What Can Business Learn from Songwriters?

I was kindly invited by Soren Trampedach and Work Club Global, in collaboration with the Sydney-based organisation Affectors, to present an information session on some of the Screen Shot 2016-07-15 at 4.13.55 pmcraft and process of a songwriter and musician. The audience were entrepreneurs and culture creators. The discussion that came about found fascinating interplays between language in song and language in all types of communication.

An excerpt is provided below, but you can read the whole article and listen to the discussion by clicking HERE.

Keppie played with language, testing us all on our ability to recall certain words, she shared the theory and the practice of song craft and she played some beautiful indie folk tunes that were open to interpretation.

And in the space of 2 hours, relaxing on a lounge enjoying wine and cheese, I learned three business relevant insights:

1. We must show people what we mean, rather than tell them, even if it’s with their imagination. We can do this by painting a picture with words that our audience can relate to.

2. Sense based language is far more memorable than task orientated words. When I talk about a strategy and use words like ‘approach’ and ‘task’ they don’t stay in the mind as easily as nouns (Keppie proved this with an audience participation experiment). So I’m going to re-evaluate my language and look to bring more colour to ‘strategic dialogue’ in future.

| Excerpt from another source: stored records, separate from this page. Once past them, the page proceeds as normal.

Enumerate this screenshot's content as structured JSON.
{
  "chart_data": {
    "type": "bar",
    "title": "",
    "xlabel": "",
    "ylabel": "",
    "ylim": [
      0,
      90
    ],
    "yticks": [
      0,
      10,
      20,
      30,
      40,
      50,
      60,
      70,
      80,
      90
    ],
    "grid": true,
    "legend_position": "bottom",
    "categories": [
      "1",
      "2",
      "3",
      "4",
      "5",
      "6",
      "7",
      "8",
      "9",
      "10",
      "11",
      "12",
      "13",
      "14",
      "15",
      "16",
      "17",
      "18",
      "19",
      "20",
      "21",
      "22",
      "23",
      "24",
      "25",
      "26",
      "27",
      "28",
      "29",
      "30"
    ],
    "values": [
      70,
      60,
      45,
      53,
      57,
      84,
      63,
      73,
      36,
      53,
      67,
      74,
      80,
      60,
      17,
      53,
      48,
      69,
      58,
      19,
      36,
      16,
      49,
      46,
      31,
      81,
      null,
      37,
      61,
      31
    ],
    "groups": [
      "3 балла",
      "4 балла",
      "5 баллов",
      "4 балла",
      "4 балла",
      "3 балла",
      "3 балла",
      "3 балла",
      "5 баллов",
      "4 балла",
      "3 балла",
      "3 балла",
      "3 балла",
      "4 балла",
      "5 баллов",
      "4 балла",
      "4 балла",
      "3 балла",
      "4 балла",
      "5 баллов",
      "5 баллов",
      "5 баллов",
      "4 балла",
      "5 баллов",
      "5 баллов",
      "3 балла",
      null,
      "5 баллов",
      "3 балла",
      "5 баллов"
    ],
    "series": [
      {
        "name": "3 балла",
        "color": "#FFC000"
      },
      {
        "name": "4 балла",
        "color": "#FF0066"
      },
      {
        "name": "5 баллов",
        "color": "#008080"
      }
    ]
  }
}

3. Evocative words, memorable language, losing yourself in the music – all of these create an experience in music that’s carefully crafted around notes, but also silences, pauses and spaces. We can be afraid of silence and so keen to fill it – but what if we don’t? What if we allow people to create meaning and to connect with us in the same way they connect with a piece of music. Wouldn’t this allow us to have far more interesting relationships?

One Comment

  1. simple and wise. if businesspeople only understood that they too are artists … that the real reason they go to work everyday isn’t to have meetings and draw up spreadsheets, but to perform human acts, make generous contributions, try adventurous new things and, most important, change people for the better … if they understood those things, they would smile more on the station platform.